Visual recognition is formulated as matching appearance rather than shape, and the set of all appearance variations defines a robot vision task’s visual workspace. The study proposes an efficient algorithm to locate the nearest point on the appearance manifold for recognition. Images are coarsely sampled from the visual workspace, compressed into a low‑dimensional eigenspace that represents the appearance manifold, and an input image is projected onto this manifold to recognize task parameters by locating its exact position. The appearance representation enables applications such as precise visual positioning, real‑time visual tracking, and real‑time temporal inspection.

Abstract

In contrast to the traditional approach, visual recognition is formulated as one of matching appearance rather than shape.

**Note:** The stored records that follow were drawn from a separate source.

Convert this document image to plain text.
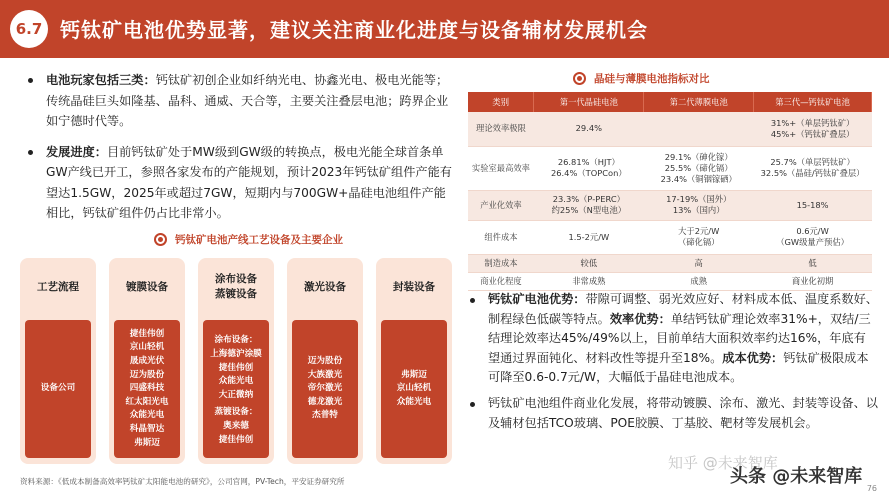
6.7 钙钛矿电池优势显著，建议关注商业化进度与设备辅材发展机会
电池玩家包括三类：钙钛矿初创企业如纤纳光电、协鑫光电、极电光能等；传统晶硅巨头如隆基、晶科、通威、天合等，主要关注叠层电池；跨界企业如宁德时代等。
发展进度：目前钙钛矿处于MW级到GW级的转换点，极电光能全球首条单GW产线已开工，参照各家发布的产能规划，预计2023年钙钛矿组件产能有望达1.5GW，2025年或超过7GW，短期内与700GW+晶硅电池组件产能相比，钙钛矿组件仍占比非常小。
钙钛矿电池产线工艺设备及主要企业
工艺流程
设备公司
镀膜设备
捷佳伟创
京山轻机
晟成光伏
迈为股份
四盛科技
红太阳光电
众能光电
科晶智达
弗斯迈
涂布设备
蒸镀设备
涂布设备：
上海德沪涂膜
捷佳伟创
众能光电
大正微纳
蒸镀设备：
奥来德
捷佳伟创
激光设备
迈为股份
大族激光
帝尔激光
德龙激光
杰普特
封装设备
弗斯迈
京山轻机
众能光电
晶硅与薄膜电池指标对比
类别	第一代晶硅电池	第二代薄膜电池	第三代—钙钛矿电池
理论效率极限	29.4%		31%+（单层钙钛矿）
45%+（钙钛矿叠层）
实验室最高效率	26.81%（HJT）
26.4%（TOPCon）	29.1%（砷化镓）
25.5%（碲化镉）
23.4%（铜铟镓硒）	25.7%（单层钙钛矿）
32.5%（晶硅/钙钛矿叠层）
产业化效率	23.3%（P-PERC）
约25%（N型电池）	17-19%（国外）
13%（国内）	15-18%
组件成本	1.5-2元/W	大于2元/W
（碲化镉）	0.6元/W
（GW级量产预估）
制造成本	较低	高	低
商业化程度	非常成熟	成熟	商业化初期
钙钛矿电池优势：带隙可调整、弱光效应好、材料成本低、温度系数好、制程绿色低碳等特点。效率优势：单结钙钛矿理论效率31%+，双结/三结理论效率达45%/49%以上，目前单结大面积效率约达16%，年底有望通过界面钝化、材料改性等提升至18%。成本优势：钙钛矿极限成本可降至0.6-0.7元/W，大幅低于晶硅电池成本。
钙钛矿电池组件商业化发展，将带动镀膜、涂布、激光、封装等设备、以及辅材包括TCO玻璃、POE胶膜、丁基胶、靶材等发展机会。
资料来源：《低成本制备高效率钙钛矿太阳能电池的研究》，公司官网，PV-Tech，平安证券研究所
76
知乎 @未来智库
头条 @未来智库
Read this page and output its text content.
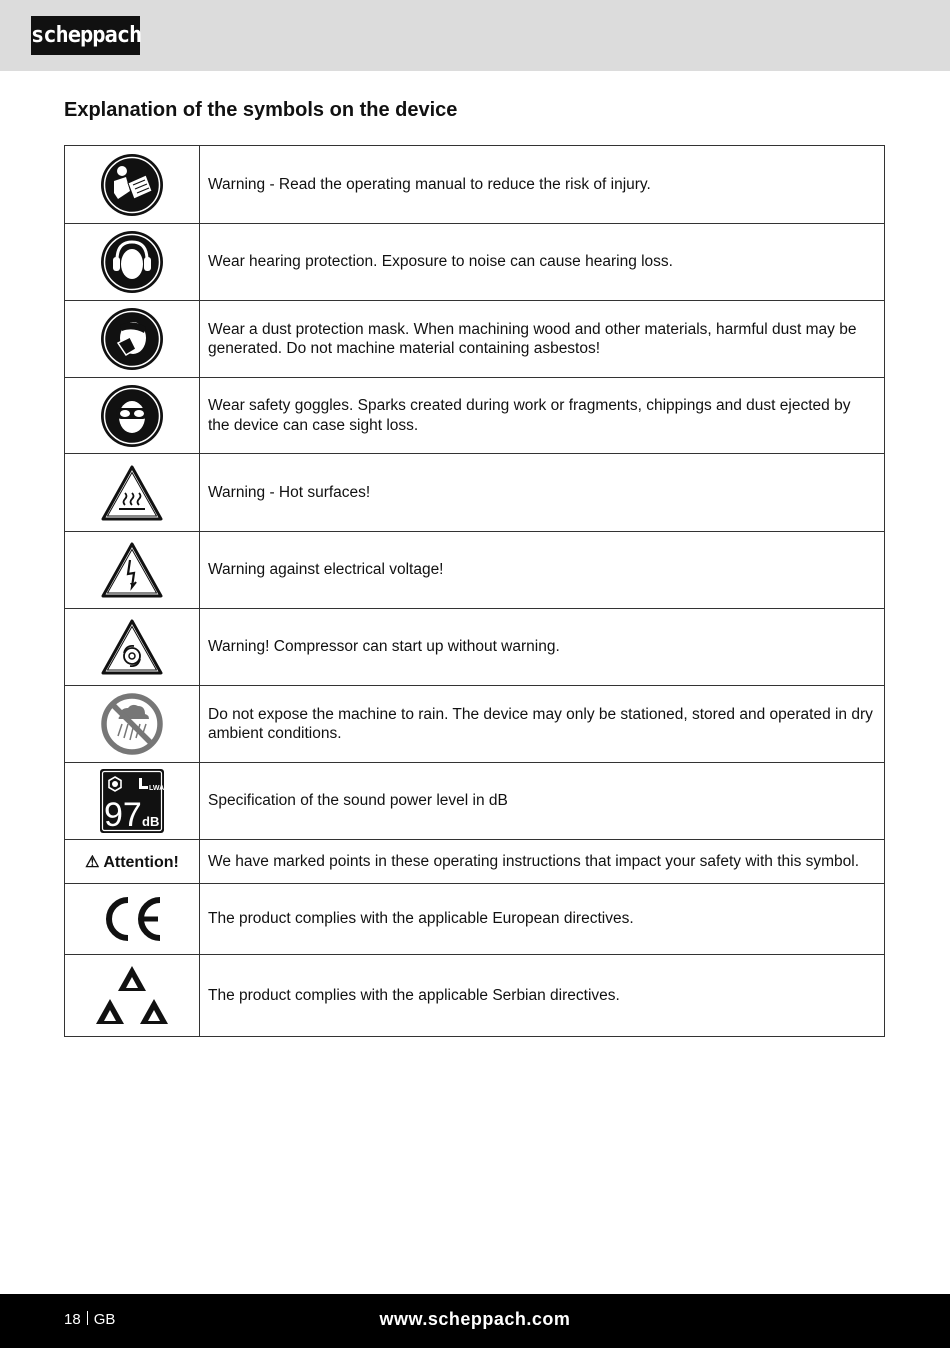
scheppach
Explanation of the symbols on the device
	Warning - Read the operating manual to reduce the risk of injury.

	Wear hearing protection. Exposure to noise can cause hearing loss.

	Wear a dust protection mask. When machining wood and other materials, harmful dust may be generated. Do not machine material containing asbestos!

	Wear safety goggles. Sparks created during work or fragments, chippings and dust ejected by the device can case sight loss.

	Warning - Hot surfaces!

	Warning against electrical voltage!

	Warning! Compressor can start up without warning.

	Do not expose the machine to rain. The device may only be stationed, stored and operated in dry ambient conditions.

LWA
97 dB	Specification of the sound power level in dB
⚠ Attention!	We have marked points in these operating instructions that impact your safety with this symbol.

	The product complies with the applicable European directives.

	The product complies with the applicable Serbian directives.
18 GB	www.scheppach.com
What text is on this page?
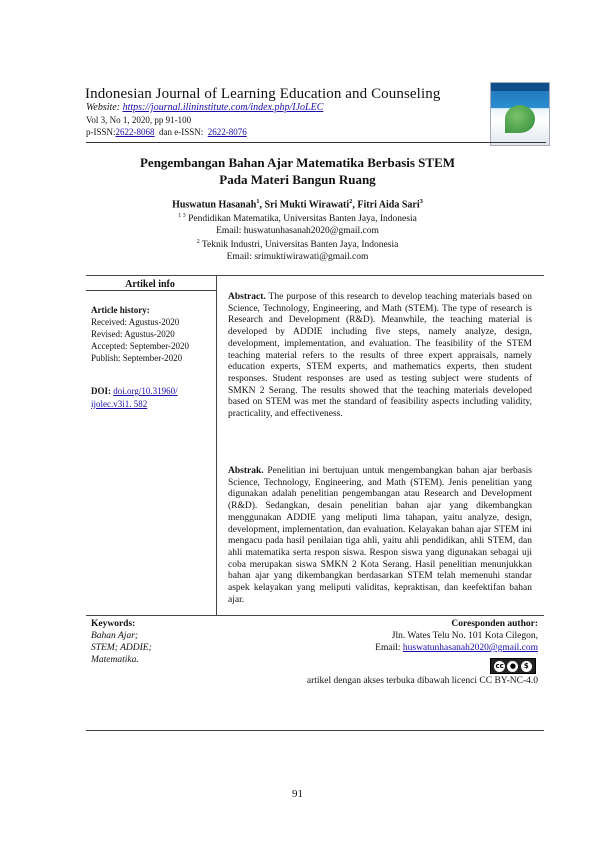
Indonesian Journal of Learning Education and Counseling
Website: https://journal.ilininstitute.com/index.php/IJoLEC
Vol 3, No 1, 2020, pp 91-100
p-ISSN:2622-8068  dan e-ISSN:  2622-8076
Pengembangan Bahan Ajar Matematika Berbasis STEM
Pada Materi Bangun Ruang
Huswatun Hasanah$^1$, Sri Mukti Wirawati$^2$, Fitri Aida Sari$^3$
$^{1 3}$ Pendidikan Matematika, Universitas Banten Jaya, Indonesia
Email: huswatunhasanah2020@gmail.com
$^2$ Teknik Industri, Universitas Banten Jaya, Indonesia
Email: srimuktiwirawati@gmail.com
Artikel info
Article history:
Received: Agustus-2020
Revised: Agustus-2020
Accepted: September-2020
Publish: September-2020
DOI: doi.org/10.31960/ ijolec.v3i1. 582
Abstract. The purpose of this research to develop teaching materials based on Science, Technology, Engineering, and Math (STEM). The type of research is Research and Development (R&D). Meanwhile, the teaching material is developed by ADDIE including five steps, namely analyze, design, development, implementation, and evaluation. The feasibility of the STEM teaching material refers to the results of three expert appraisals, namely education experts, STEM experts, and mathematics experts, then student responses. Student responses are used as testing subject were students of SMKN 2 Serang. The results showed that the teaching materials developed based on STEM was met the standard of feasibility aspects including validity, practicality, and effectiveness.
Abstrak. Penelitian ini bertujuan untuk mengembangkan bahan ajar berbasis Science, Technology, Engineering, and Math (STEM). Jenis penelitian yang digunakan adalah penelitian pengembangan atau Research and Development (R&D). Sedangkan, desain penelitian bahan ajar yang dikembangkan menggunakan ADDIE yang meliputi lima tahapan, yaitu analyze, design, development, implementation, dan evaluation. Kelayakan bahan ajar STEM ini mengacu pada hasil penilaian tiga ahli, yaitu ahli pendidikan, ahli STEM, dan ahli matematika serta respon siswa. Respon siswa yang digunakan sebagai uji coba merupakan siswa SMKN 2 Kota Serang. Hasil penelitian menunjukkan bahan ajar yang dikembangkan berdasarkan STEM telah memenuhi standar aspek kelayakan yang meliputi validitas, kepraktisan, dan keefektifan bahan ajar.
Keywords:
Bahan Ajar;
STEM; ADDIE;
Matematika.
Coresponden author:
Jln. Wates Telu No. 101 Kota Cilegon,
Email: huswatunhasanah2020@gmail.com
cc ●	$
artikel dengan akses terbuka dibawah licenci CC BY-NC-4.0
91
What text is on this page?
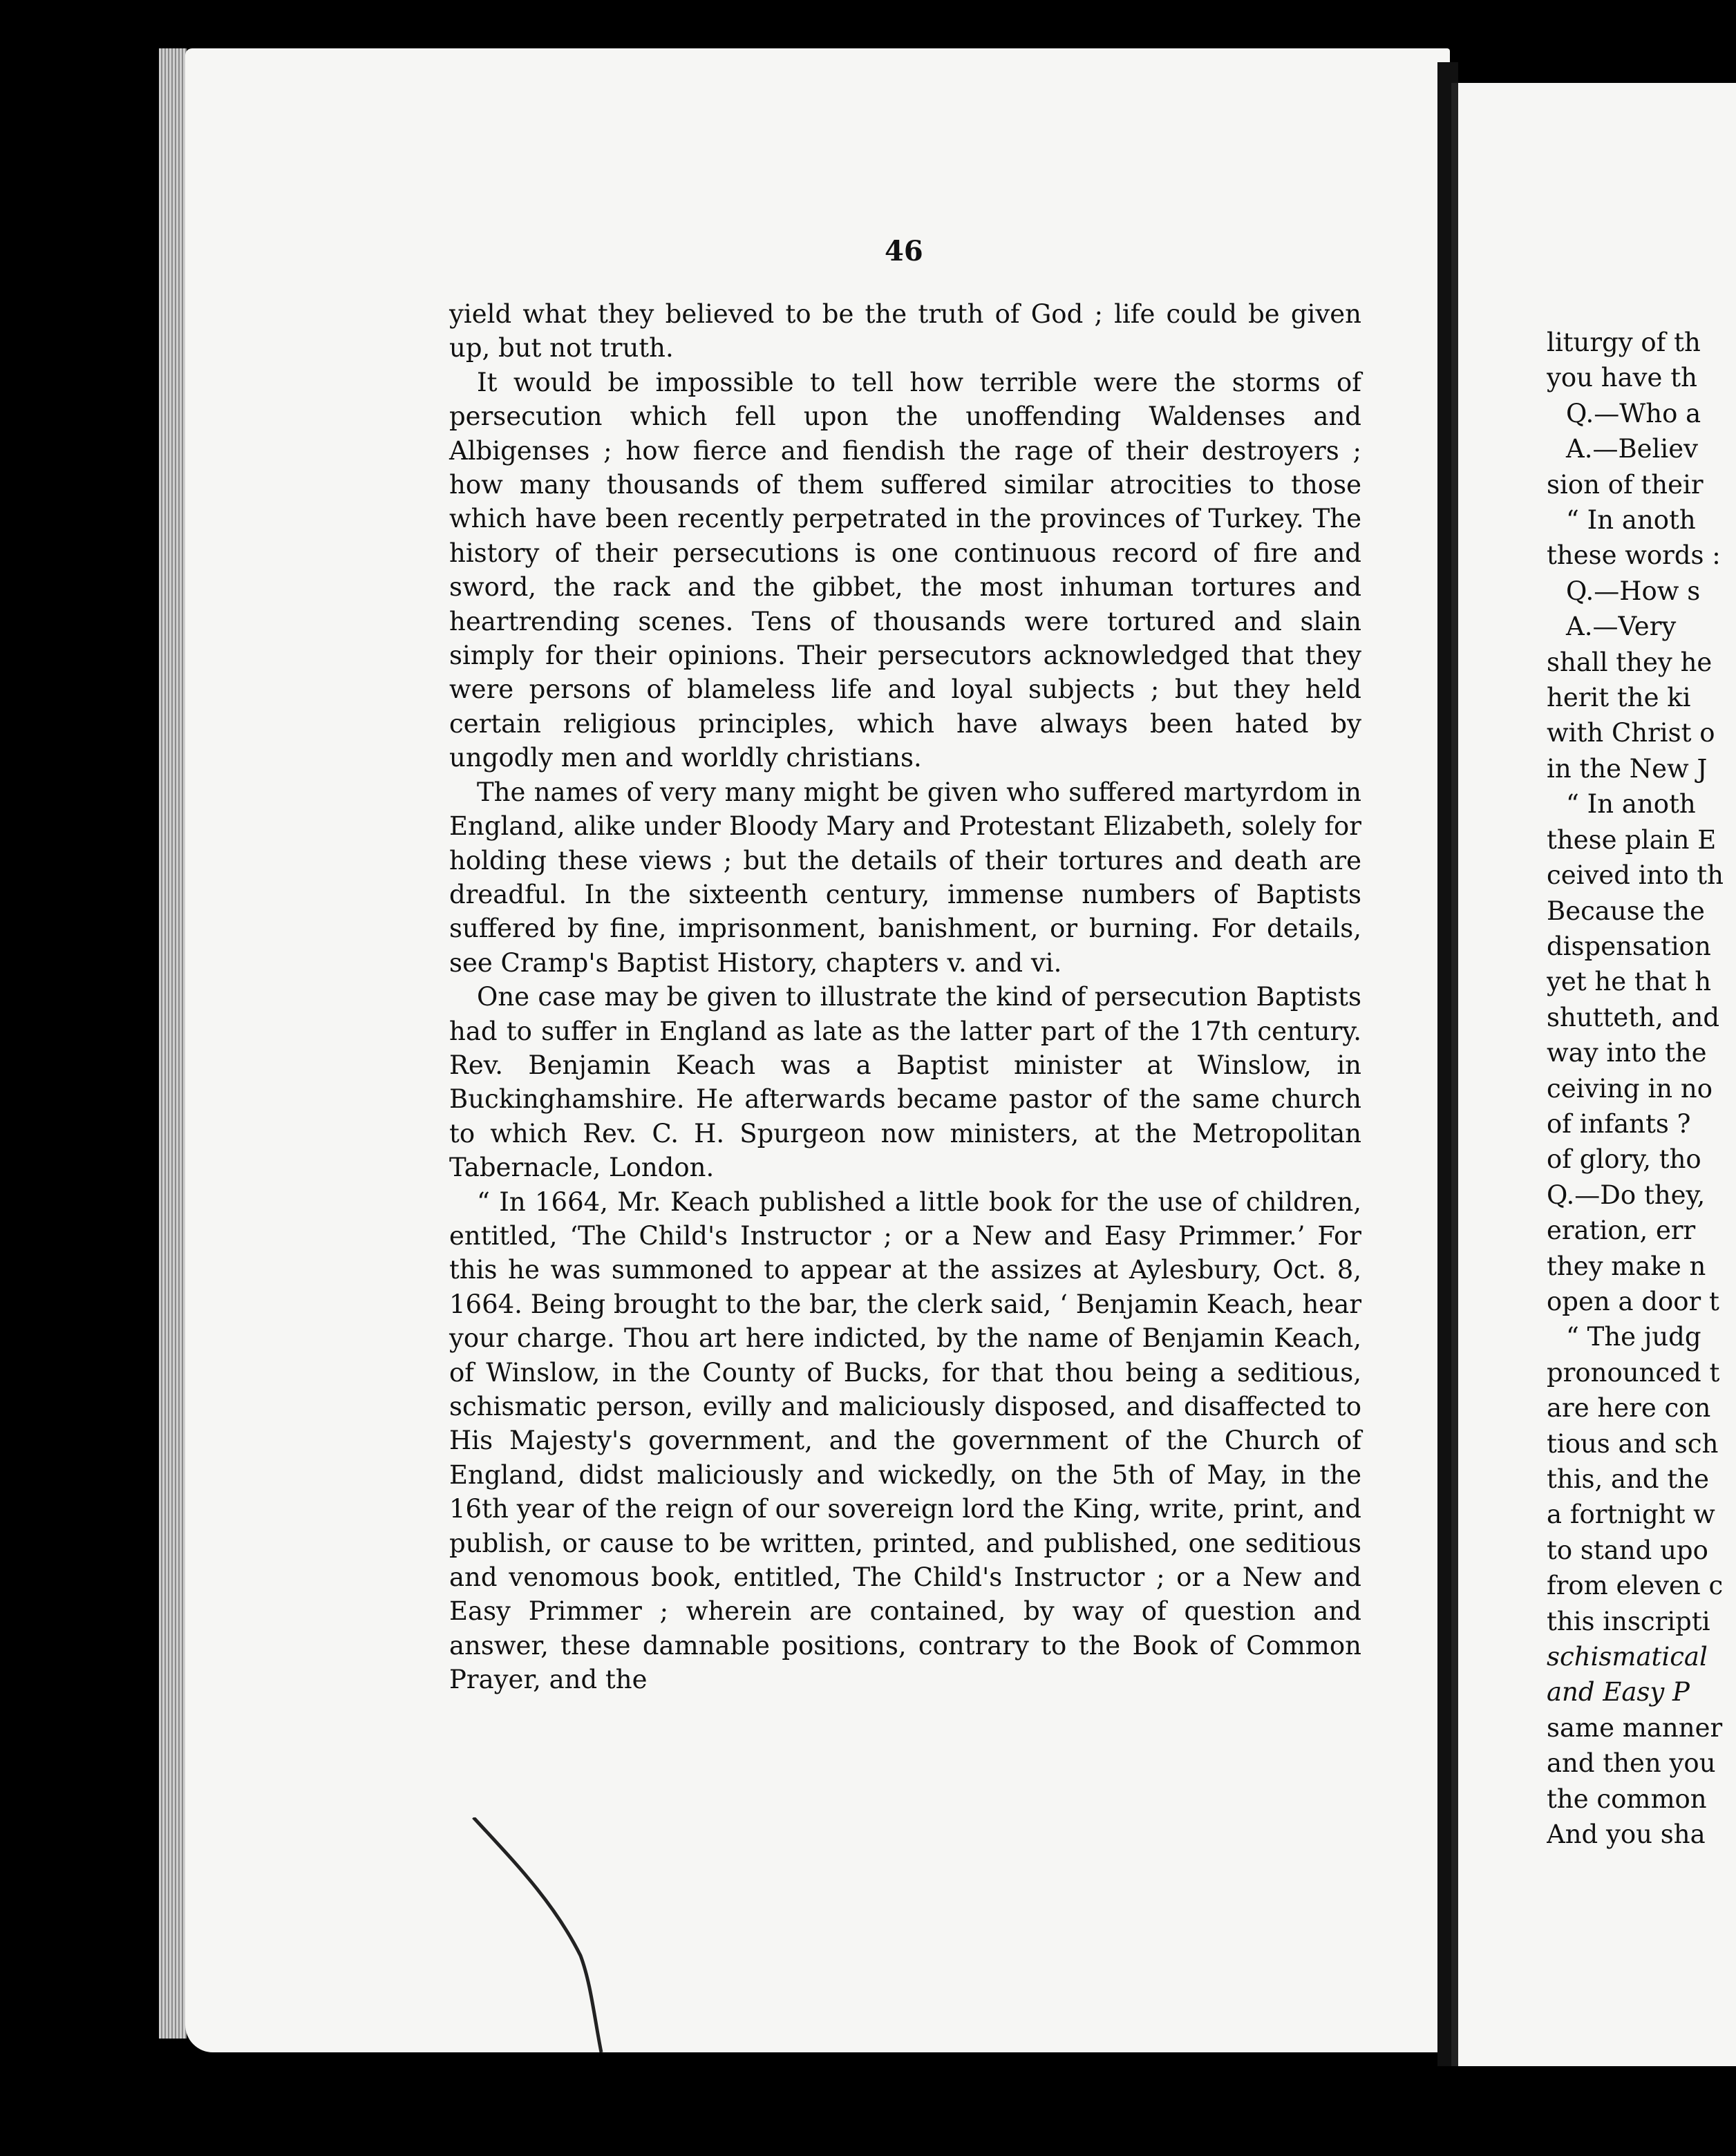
46

yield what they believed to be the truth of God ; life could be given up, but not truth.

It would be impossible to tell how terrible were the storms of persecution which fell upon the unoffending Waldenses and Albigenses ; how fierce and fiendish the rage of their destroyers ; how many thousands of them suffered similar atrocities to those which have been recently perpetrated in the provinces of Turkey. The history of their persecutions is one continuous record of fire and sword, the rack and the gibbet, the most inhuman tortures and heartrending scenes. Tens of thousands were tortured and slain simply for their opinions. Their persecutors acknowledged that they were persons of blameless life and loyal subjects ; but they held certain religious principles, which have always been hated by ungodly men and worldly christians.

The names of very many might be given who suffered martyrdom in England, alike under Bloody Mary and Protestant Elizabeth, solely for holding these views ; but the details of their tortures and death are dreadful. In the sixteenth century, immense numbers of Baptists suffered by fine, imprisonment, banishment, or burning. For details, see Cramp's Baptist History, chapters v. and vi.

One case may be given to illustrate the kind of persecution Baptists had to suffer in England as late as the latter part of the 17th century. Rev. Benjamin Keach was a Baptist minister at Winslow, in Buckinghamshire. He afterwards became pastor of the same church to which Rev. C. H. Spurgeon now ministers, at the Metropolitan Tabernacle, London.

“ In 1664, Mr. Keach published a little book for the use of children, entitled, ‘The Child's Instructor ; or a New and Easy Primmer.’ For this he was summoned to appear at the assizes at Aylesbury, Oct. 8, 1664. Being brought to the bar, the clerk said, ‘ Benjamin Keach, hear your charge. Thou art here indicted, by the name of Benjamin Keach, of Winslow, in the County of Bucks, for that thou being a seditious, schismatic person, evilly and maliciously disposed, and disaffected to His Majesty's government, and the government of the Church of England, didst maliciously and wickedly, on the 5th of May, in the 16th year of the reign of our sovereign lord the King, write, print, and publish, or cause to be written, printed, and published, one seditious and venomous book, entitled, The Child's Instructor ; or a New and Easy Primmer ; wherein are contained, by way of question and answer, these damnable positions, contrary to the Book of Common Prayer, and the

liturgy of th
you have th
Q.—Who a
A.—Believ
sion of their
“ In anoth
these words :
Q.—How s
A.—Very
shall they he
herit the ki
with Christ o
in the New J
“ In anoth
these plain E
ceived into th
Because the
dispensation
yet he that h
shutteth, and
way into the
ceiving in no
of infants ?
of glory, tho
Q.—Do they,
eration, err
they make n
open a door t
“ The judg
pronounced t
are here con
tious and sch
this, and the
a fortnight w
to stand upo
from eleven c
this inscripti
schismatical
and Easy P
same manner
and then you
the common
And you sha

For any given robot vision task, all possible appearance variations define its visual workspace. A set of images is obtained by coarsely sampling the workspace. The image set is compressed to obtain a low-dimensional subspace, called the eigenspace, in which the visual workspace is represented as a continuous appearance manifold. Given an unknown input image, the recognition system first projects the image to eigenspace. The parameters of the vision task are recognized based on the exact location of the projection on the appearance manifold. An efficient algorithm for finding the closest manifold point is described. The proposed appearance representation has several applications in robot vision. As examples, a precise visual positioning system, a real-time visual tracking system, and a real-time temporal inspection system are described.